Já em cima do cavalo, o fazendeiro pegava uma espécie de corda, presa ao cavalo, e guiava ele. Gostei de ficar com aquela sensação de que galopei durante horas, porém, apenas andamos bem devagar, pois eu não sou experiente. O cavalo era tão educado. Obedecia a tudo o que o fazendeiro dizia e andava de um jeito super calmo. Passeamos pelos pomares e voltamos ao estábulo.

Mais um desejo da minha lista estava concluído: andar de cavalo.

O Matheus já não estava no estabulo, provavelmente, havia voltado para casa. Quando lá cheguei, percebi um grande tumulto. O carro dos pais dele estava na garagem e uma ambulância estava chegado. O meu coração começou a bater muito rápido, sentia que algo não estava bem.
Corri o mais rápido que eu consegui até dentro de casa. Na sala, ouvi gritos de desespero e os bombeiros, que chegavam, pediam espaço. 
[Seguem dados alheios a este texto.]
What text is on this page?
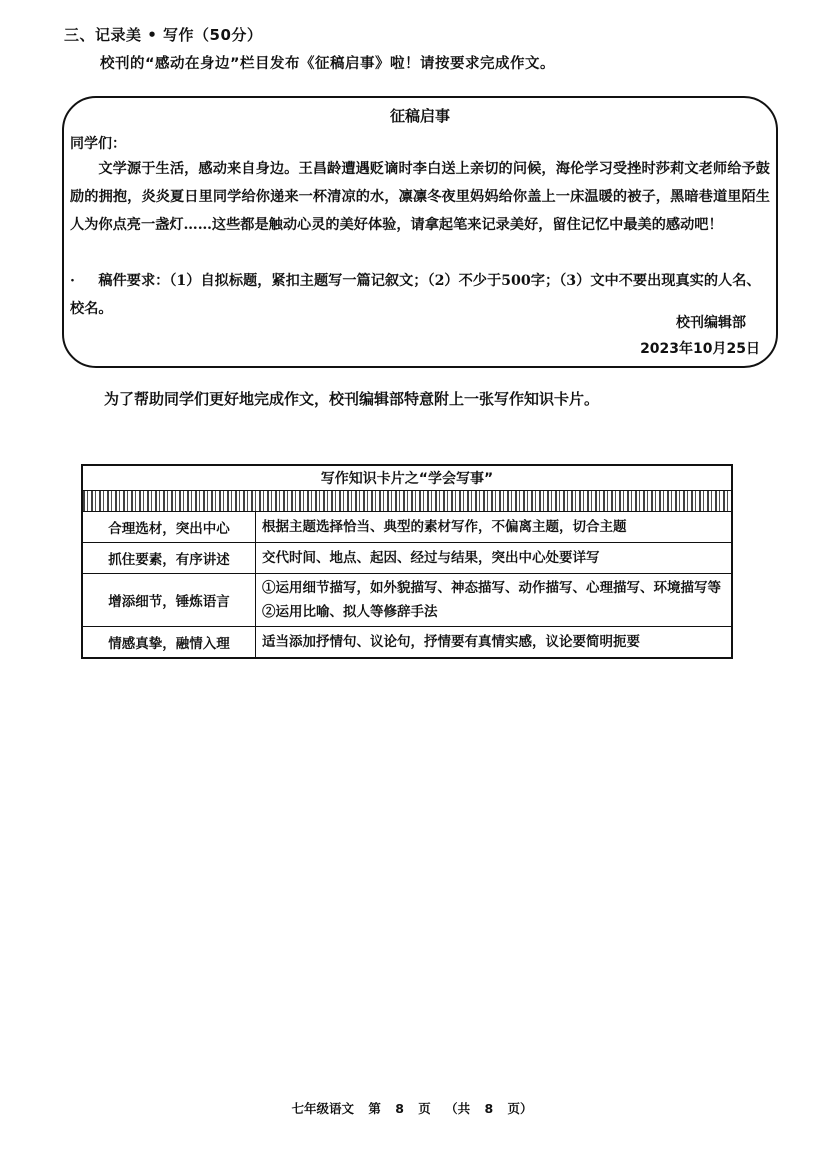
三、记录美 • 写作（50分）
校刊的“感动在身边”栏目发布《征稿启事》啦！请按要求完成作文。
征稿启事
同学们：

文学源于生活，感动来自身边。王昌龄遭遇贬谪时李白送上亲切的问候，海伦学习受挫时莎莉文老师给予鼓励的拥抱，炎炎夏日里同学给你递来一杯清凉的水，凛凛冬夜里妈妈给你盖上一床温暖的被子，黑暗巷道里陌生人为你点亮一盏灯……这些都是触动心灵的美好体验，请拿起笔来记录美好，留住记忆中最美的感动吧！

· 稿件要求：（1）自拟标题，紧扣主题写一篇记叙文；（2）不少于500字；（3）文中不要出现真实的人名、校名。

校刊编辑部
2023年10月25日
为了帮助同学们更好地完成作文，校刊编辑部特意附上一张写作知识卡片。
写作知识卡片之“学会写事”	

合理选材，突出中心	根据主题选择恰当、典型的素材写作，不偏离主题，切合主题
抓住要素，有序讲述	交代时间、地点、起因、经过与结果，突出中心处要详写
增添细节，锤炼语言	①运用细节描写，如外貌描写、神态描写、动作描写、心理描写、环境描写等
②运用比喻、拟人等修辞手法

情感真挚，融情入理	适当添加抒情句、议论句，抒情要有真情实感，议论要简明扼要
七年级语文 第 8 页 （共 8 页）
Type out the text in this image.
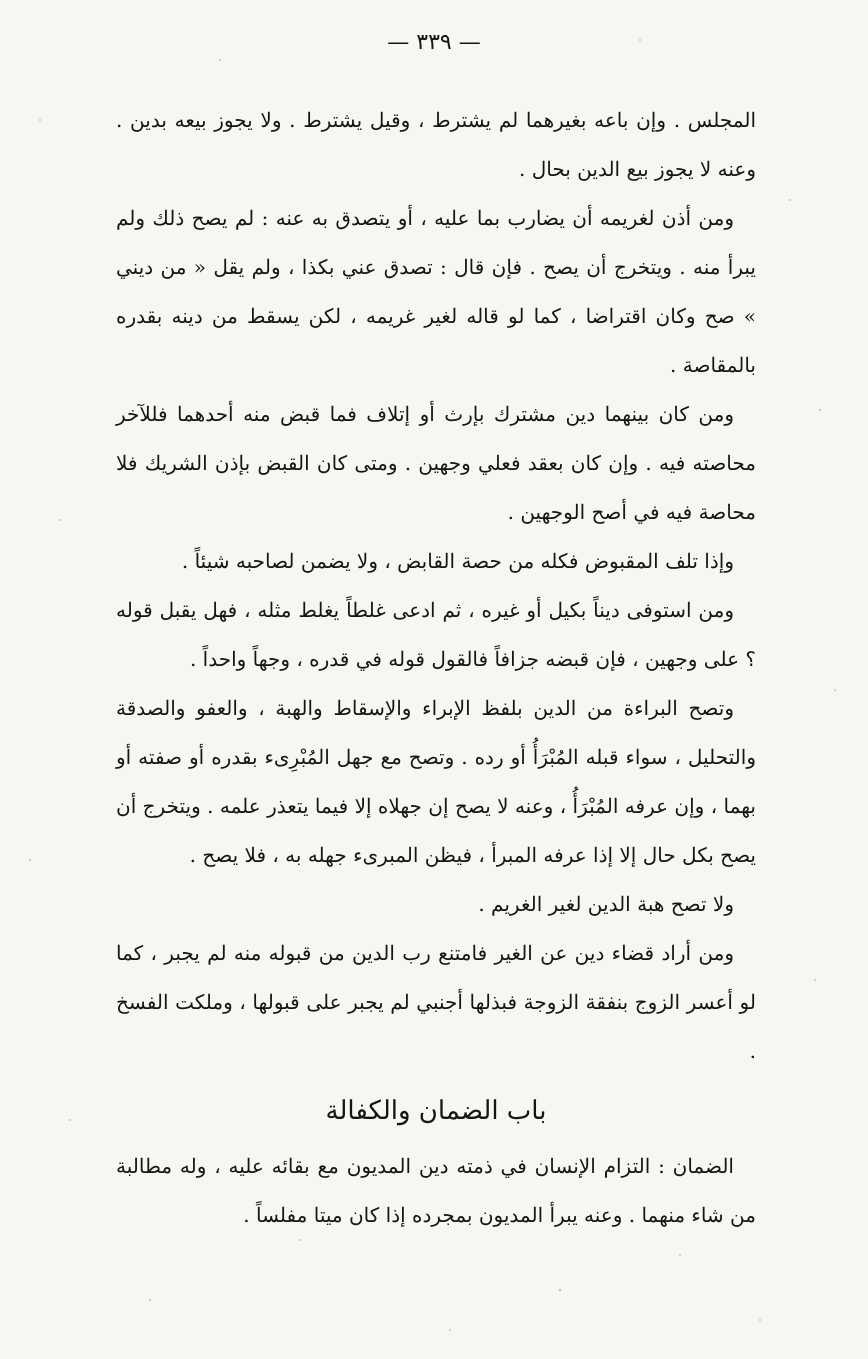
— ٣٣٩ —

المجلس . وإن باعه بغيرهما لم يشترط ، وقيل يشترط . ولا يجوز بيعه بدين . وعنه لا يجوز بيع الدين بحال .

ومن أذن لغريمه أن يضارب بما عليه ، أو يتصدق به عنه : لم يصح ذلك ولم يبرأ منه . ويتخرج أن يصح . فإن قال : تصدق عني بكذا ، ولم يقل « من ديني » صح وكان اقتراضا ، كما لو قاله لغير غريمه ، لكن يسقط من دينه بقدره بالمقاصة .

ومن كان بينهما دين مشترك بإرث أو إتلاف فما قبض منه أحدهما فللآخر محاصته فيه . وإن كان بعقد فعلي وجهين . ومتى كان القبض بإذن الشريك فلا محاصة فيه في أصح الوجهين .

وإذا تلف المقبوض فكله من حصة القابض ، ولا يضمن لصاحبه شيئاً .

ومن استوفى ديناً بكيل أو غيره ، ثم ادعى غلطاً يغلط مثله ، فهل يقبل قوله ؟ على وجهين ، فإن قبضه جزافاً فالقول قوله في قدره ، وجهاً واحداً .

وتصح البراءة من الدين بلفظ الإبراء والإسقاط والهبة ، والعفو والصدقة والتحليل ، سواء قبله المُبْرَأُ أو رده . وتصح مع جهل المُبْرِىء بقدره أو صفته أو بهما ، وإن عرفه المُبْرَأُ ، وعنه لا يصح إن جهلاه إلا فيما يتعذر علمه . ويتخرج أن يصح بكل حال إلا إذا عرفه المبرأ ، فيظن المبرىء جهله به ، فلا يصح .

ولا تصح هبة الدين لغير الغريم .

ومن أراد قضاء دين عن الغير فامتنع رب الدين من قبوله منه لم يجبر ، كما لو أعسر الزوج بنفقة الزوجة فبذلها أجنبي لم يجبر على قبولها ، وملكت الفسخ .

باب الضمان والكفالة

الضمان : التزام الإنسان في ذمته دين المديون مع بقائه عليه ، وله مطالبة من شاء منهما . وعنه يبرأ المديون بمجرده إذا كان ميتا مفلساً .
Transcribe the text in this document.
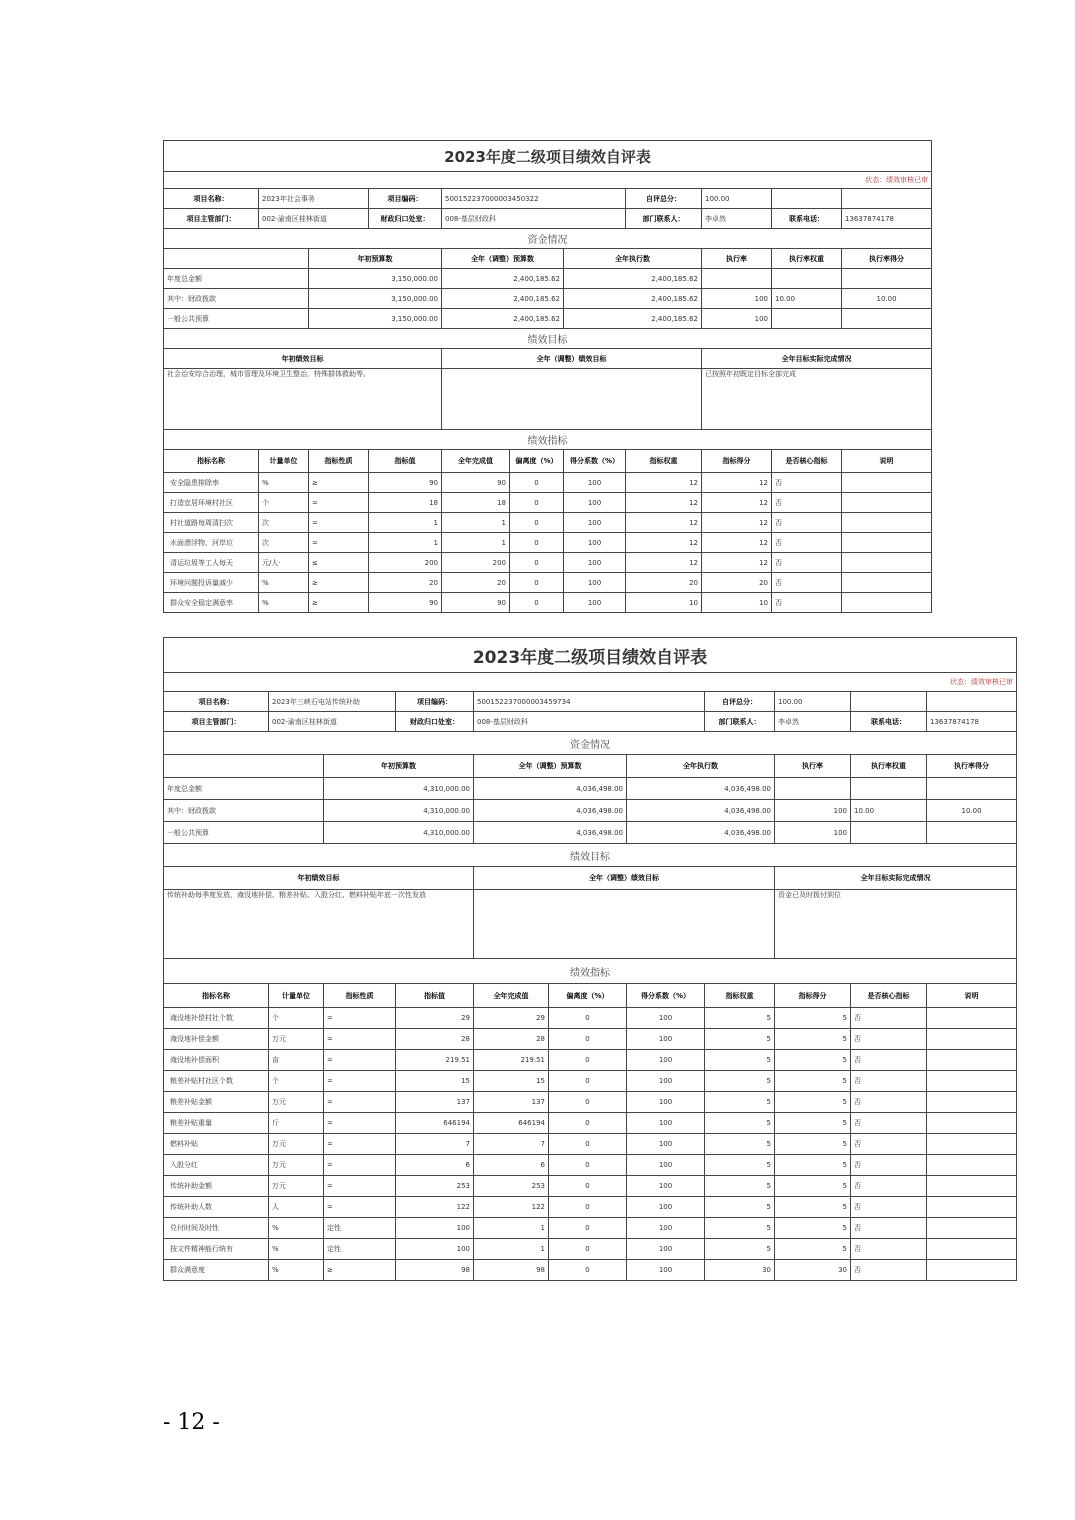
2023年度二级项目绩效自评表										
状态：绩效审核已审										
项目名称：	2023年社会事务		项目编码：	500152237000003450322			自评总分：	100.00		
项目主管部门：	002-渝南区桂林街道		财政归口处室：	008-基层财政科			部门联系人：	李卓然	联系电话：	13637874178
资金情况										
		年初预算数		全年（调整）预算数		全年执行数		执行率	执行率权重	执行率得分
年度总金额		3,150,000.00		2,400,185.62		2,400,185.62				
其中：财政拨款		3,150,000.00		2,400,185.62		2,400,185.62		100	10.00	10.00
一般公共预算		3,150,000.00		2,400,185.62		2,400,185.62		100		
绩效目标										
年初绩效目标				全年（调整）绩效目标				全年目标实际完成情况		
社会治安综合治理，城市管理及环境卫生整治，特殊群体救助等。								已按照年初既定目标全部完成		
绩效指标										
指标名称	计量单位	指标性质	指标值	全年完成值	偏离度（%）	得分系数（%）	指标权重	指标得分	是否核心指标	说明
安全隐患排除率	%	≥	90	90	0	100	12	12	否	
打造宜居环境村社区	个	=	18	18	0	100	12	12	否	
村社道路每周清扫次	次	=	1	1	0	100	12	12	否	
水面漂浮物、河岸垃	次	=	1	1	0	100	12	12	否	
清运垃圾等工人每天	元/人·	≤	200	200	0	100	12	12	否	
环境问题投诉量减少	%	≥	20	20	0	100	20	20	否	
群众安全稳定满意率	%	≥	90	90	0	100	10	10	否	
2023年度二级项目绩效自评表										
状态：绩效审核已审										
项目名称：	2023年三峡石电站传统补助		项目编码：	500152237000003459734			自评总分：	100.00		
项目主管部门：	002-渝南区桂林街道		财政归口处室：	008-基层财政科			部门联系人：	李卓然	联系电话：	13637874178
资金情况										
		年初预算数		全年（调整）预算数		全年执行数		执行率	执行率权重	执行率得分
年度总金额		4,310,000.00		4,036,498.00		4,036,498.00				
其中：财政拨款		4,310,000.00		4,036,498.00		4,036,498.00		100	10.00	10.00
一般公共预算		4,310,000.00		4,036,498.00		4,036,498.00		100		
绩效目标										
年初绩效目标				全年（调整）绩效目标				全年目标实际完成情况		
传统补助每季度发放，淹没地补偿、粮差补贴、入股分红、燃料补贴年底一次性发放								资金已及时拨付到位		
绩效指标										
指标名称	计量单位	指标性质	指标值	全年完成值	偏离度（%）	得分系数（%）	指标权重	指标得分	是否核心指标	说明
淹没地补偿村社个数	个	=	29	29	0	100	5	5	否	
淹没地补偿金额	万元	=	28	28	0	100	5	5	否	
淹没地补偿面积	亩	=	219.51	219.51	0	100	5	5	否	
粮差补贴村社区个数	个	=	15	15	0	100	5	5	否	
粮差补贴金额	万元	=	137	137	0	100	5	5	否	
粮差补贴重量	斤	=	646194	646194	0	100	5	5	否	
燃料补贴	万元	=	7	7	0	100	5	5	否	
入股分红	万元	=	6	6	0	100	5	5	否	
传统补助金额	万元	=	253	253	0	100	5	5	否	
传统补助人数	人	=	122	122	0	100	5	5	否	
兑付时间及时性	%	定性	100	1	0	100	5	5	否	
按文件精神能行统有	%	定性	100	1	0	100	5	5	否	
群众满意度	%	≥	98	98	0	100	30	30	否	
- 12 -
- Você não pode ficar aqui – disse um deles
- Mas… - tentei me explicar
- O que afinal se passa? – a mãe do Matheus estava desesperada – O que é que ele tem?
- Eu não sei… - o pai dele, médico, estava no chão, ao lado de Matheus que lá tinha desmaiado, abrindo o olho do menino e tentando examina-lo
- Eu sei o que ele tem… eu sei. – disse eu, no fundo da sala. 

A mãe e o pai dele olharam os dois para mim, aflitos, à espera de uma resposta. 
Como é que eu ia dizer para eles que o filho deles tinha câncer? Como é que ele se iam justificar? Afinal, se ambos são médicos, como é que não descobriram antes o problema que o filho tinha? Como é que não deram por nada?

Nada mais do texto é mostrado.